As the jury left the room to begin its deliberations, Darrow studied one juror who had shown little emotion one way or the other. “That is the most stubborn man I have ever run up against. I didn’t make any impression on him. His mind is made up, and I don’t think anything could have changed him. I wonder if he is for or against us.”

He quickly found out. Less than four hours later the jury returned with its verdict. Darrow tilted forward in his chair and stared at the floor while waiting for the decision. When he heard “Not Guilty,” he slumped so low that Toms feared he had fainted. Darrow quietly told his opponent, “Oh, I’m all right. I’ve heard that verdict before.” Darrow learned later that the juror who worried him had walked into the jury room, lit a cigar, opened a book, and told the rest not to bother him until they were ready to acquit Henry Sweet.

Tears streamed down the faces of Darrow and Henry Sweet. Toms appeared surprised with the verdict, while Mrs. Breiner angrily responded, “My husband was murdered and the murderers go free.” The NAACP hailed this decision as “one of the most important steps ever taken in the struggle for justice to the Negro in the United States.” Judge Murphy ended the trial by telling Henry Sweet, “I believe it is a just and reasonable verdict, and may God bless you.”

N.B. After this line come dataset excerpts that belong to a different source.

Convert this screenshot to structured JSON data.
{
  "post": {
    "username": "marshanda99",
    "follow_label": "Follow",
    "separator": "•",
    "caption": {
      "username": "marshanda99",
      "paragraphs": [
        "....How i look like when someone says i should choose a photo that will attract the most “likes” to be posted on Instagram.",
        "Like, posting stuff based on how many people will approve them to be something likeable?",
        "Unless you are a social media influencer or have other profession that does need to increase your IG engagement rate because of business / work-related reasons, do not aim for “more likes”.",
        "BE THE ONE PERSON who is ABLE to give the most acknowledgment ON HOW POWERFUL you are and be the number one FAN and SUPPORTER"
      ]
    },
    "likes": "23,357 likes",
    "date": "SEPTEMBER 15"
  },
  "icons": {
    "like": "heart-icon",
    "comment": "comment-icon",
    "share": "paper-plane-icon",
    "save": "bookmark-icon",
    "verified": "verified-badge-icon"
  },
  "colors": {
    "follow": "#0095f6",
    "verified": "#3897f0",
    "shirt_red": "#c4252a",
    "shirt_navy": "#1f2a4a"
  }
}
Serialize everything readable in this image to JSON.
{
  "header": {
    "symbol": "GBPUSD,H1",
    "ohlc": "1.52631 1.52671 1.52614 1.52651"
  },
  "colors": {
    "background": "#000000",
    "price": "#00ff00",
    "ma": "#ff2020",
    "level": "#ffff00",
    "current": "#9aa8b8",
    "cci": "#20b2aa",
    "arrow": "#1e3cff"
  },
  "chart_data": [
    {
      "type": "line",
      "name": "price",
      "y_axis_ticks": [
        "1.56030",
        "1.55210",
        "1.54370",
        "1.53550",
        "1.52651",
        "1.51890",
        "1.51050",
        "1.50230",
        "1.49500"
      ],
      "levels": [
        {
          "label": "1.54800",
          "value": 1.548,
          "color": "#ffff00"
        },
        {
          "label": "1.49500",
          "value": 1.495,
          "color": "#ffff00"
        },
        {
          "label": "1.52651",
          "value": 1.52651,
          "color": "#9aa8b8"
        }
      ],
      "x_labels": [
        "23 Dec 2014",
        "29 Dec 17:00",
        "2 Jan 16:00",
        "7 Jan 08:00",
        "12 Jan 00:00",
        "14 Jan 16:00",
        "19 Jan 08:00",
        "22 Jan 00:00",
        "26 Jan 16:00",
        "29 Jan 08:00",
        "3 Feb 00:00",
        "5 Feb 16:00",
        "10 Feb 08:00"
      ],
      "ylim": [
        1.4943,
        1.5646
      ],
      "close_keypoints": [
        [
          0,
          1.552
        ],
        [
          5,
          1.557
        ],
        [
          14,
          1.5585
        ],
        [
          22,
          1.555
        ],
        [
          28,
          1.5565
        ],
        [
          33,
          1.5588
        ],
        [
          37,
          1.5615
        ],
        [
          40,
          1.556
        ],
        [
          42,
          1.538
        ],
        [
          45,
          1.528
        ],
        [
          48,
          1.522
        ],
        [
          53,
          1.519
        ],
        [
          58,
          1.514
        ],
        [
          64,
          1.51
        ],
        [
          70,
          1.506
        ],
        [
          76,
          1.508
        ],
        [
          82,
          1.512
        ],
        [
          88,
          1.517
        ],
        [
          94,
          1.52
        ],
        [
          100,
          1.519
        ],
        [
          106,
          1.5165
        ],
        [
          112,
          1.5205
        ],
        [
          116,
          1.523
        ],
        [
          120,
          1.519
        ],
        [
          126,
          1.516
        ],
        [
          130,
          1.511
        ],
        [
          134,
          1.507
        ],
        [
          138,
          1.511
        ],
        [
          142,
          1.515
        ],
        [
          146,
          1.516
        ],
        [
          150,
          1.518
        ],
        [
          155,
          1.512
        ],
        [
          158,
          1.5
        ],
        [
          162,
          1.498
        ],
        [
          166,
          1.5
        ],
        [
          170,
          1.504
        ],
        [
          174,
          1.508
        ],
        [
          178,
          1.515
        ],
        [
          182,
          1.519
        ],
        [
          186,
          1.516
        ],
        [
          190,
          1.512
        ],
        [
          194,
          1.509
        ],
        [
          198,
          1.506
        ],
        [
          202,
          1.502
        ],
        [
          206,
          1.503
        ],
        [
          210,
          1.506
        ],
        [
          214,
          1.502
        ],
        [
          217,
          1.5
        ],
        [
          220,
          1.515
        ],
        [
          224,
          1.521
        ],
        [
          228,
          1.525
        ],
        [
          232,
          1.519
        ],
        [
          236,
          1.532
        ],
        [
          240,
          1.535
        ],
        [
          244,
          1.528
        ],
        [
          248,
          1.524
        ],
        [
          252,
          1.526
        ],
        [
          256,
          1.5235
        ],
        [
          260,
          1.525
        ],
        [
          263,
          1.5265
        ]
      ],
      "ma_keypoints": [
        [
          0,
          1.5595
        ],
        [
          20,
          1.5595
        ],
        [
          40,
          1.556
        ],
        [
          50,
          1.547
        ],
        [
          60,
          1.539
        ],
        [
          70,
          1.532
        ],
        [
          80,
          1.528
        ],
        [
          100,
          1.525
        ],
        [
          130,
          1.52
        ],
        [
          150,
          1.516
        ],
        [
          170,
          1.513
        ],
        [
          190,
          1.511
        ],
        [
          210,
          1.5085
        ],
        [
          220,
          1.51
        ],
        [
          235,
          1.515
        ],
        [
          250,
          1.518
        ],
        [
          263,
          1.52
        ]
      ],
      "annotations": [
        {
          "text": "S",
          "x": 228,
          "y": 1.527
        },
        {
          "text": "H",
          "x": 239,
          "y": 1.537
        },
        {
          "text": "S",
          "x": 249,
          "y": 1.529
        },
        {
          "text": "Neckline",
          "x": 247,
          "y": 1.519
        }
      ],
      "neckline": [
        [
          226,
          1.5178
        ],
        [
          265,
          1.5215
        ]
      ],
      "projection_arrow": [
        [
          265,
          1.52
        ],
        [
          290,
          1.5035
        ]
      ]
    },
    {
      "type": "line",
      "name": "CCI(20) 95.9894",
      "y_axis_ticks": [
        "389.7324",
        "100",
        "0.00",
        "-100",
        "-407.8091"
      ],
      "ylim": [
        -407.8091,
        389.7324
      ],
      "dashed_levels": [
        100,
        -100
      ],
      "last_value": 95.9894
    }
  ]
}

In July 1927, Murphy dismissed all charges against the other defendants. Though justice had triumphed in this case, tragedy haunted Ossian Sweet through his remaining days. For a number of years he lived in the home for which he had fought, but it harbored nothing but misery. His daughter and wife died of tuberculosis within two years of the landmark trial, and his brother Henry succumbed to the same disease in 1940. Ossian remarried twice and ran several times for public office, without success. On March 19, 1960, broken in health and spirit, Ossian Sweet took his own life.


John F. Wukovits is the author of Devotion to Duty: A Biography of Admiral Clifton Sprague.